The thought of been with Jared forever scared me but yet still made me feel whole. I knew that I couldn't deny these feeling that I have towards him. But what about Edward, Logan and …….. Jake!

"Is this why Jake attacked you?" I asked nervously. Jared nodded. "I'm sorry, this is all my fault that you are hurt!"

One of Jared's hands came up to my face. "No Bella this is not your fault. This is more my fault. I should have been able to calm him down, but I failed." he looked so sad.

We didn't say anything after that, we just looked at our intertwined hands.

"Bella?" Jared broke the silence. I looked up at him. He was now sat up and didn't look as weak as he was before. I could see a nervous expression on his face. "Can I kiss you?" His cheeks turned a faint pink colour. I couldn't say anything, so I just nodded.

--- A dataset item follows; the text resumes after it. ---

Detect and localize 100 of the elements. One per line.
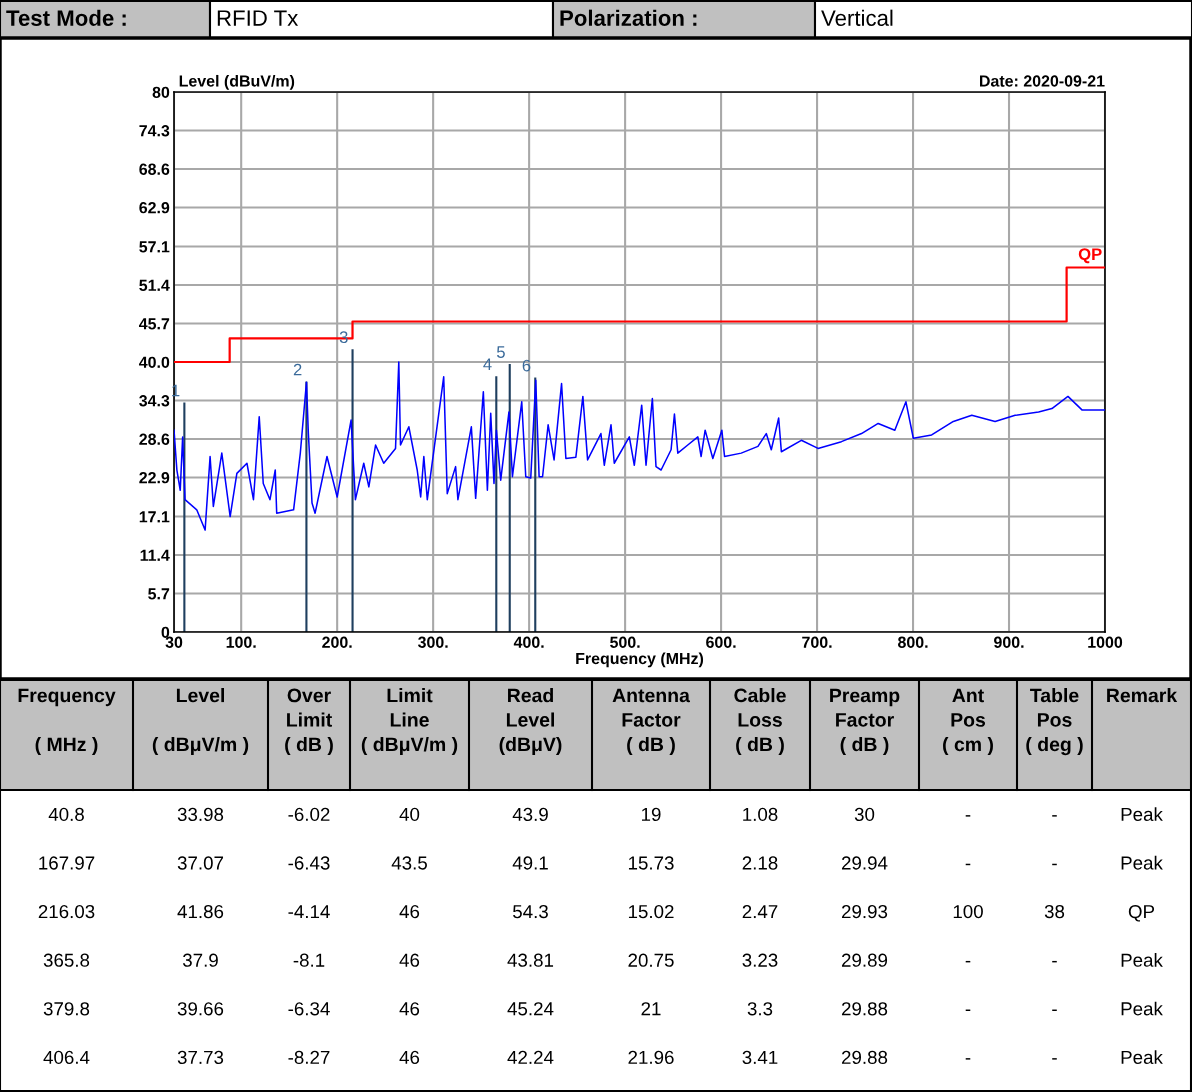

He smiled and leant down to me as I leant up to him. Our lips connected and I felt at home and safe. His lips moved against mine perfectly. His lips were so soft and warm. I couldn't get enough. I pushed myself closer to him but as I was sat on the floor it was difficult. Jared must have thought of this too because he picked me up without using any effort. I was now sat on his lap and our kiss had still not broken. I pushed my chest closer to his, not wanting any space between us.

Eventually our kiss had to end so that we could breath. We pressed our foreheads together and tried to catch our breath.

"Bella, I am so glad that you are my imprint and I swear nothing will spilt us up. I will be by your side no matter what happens and I understand if you need space for a while because of everything that you are going through. You can take as long as you want because I will wait forever just to have you in my arms" He held my gaze as he said this. That moment I realised that no matter what I would never leave this mans side.

"I don't need any space Jared. I need you to be by my side whilst everything is going on. To be honest, I don't think I can make it without you with me. I can't imagine spending a day without you. I will talk to Jake as well. He might listen to me."

I knew that my life was becoming considerable better now that Jared is it.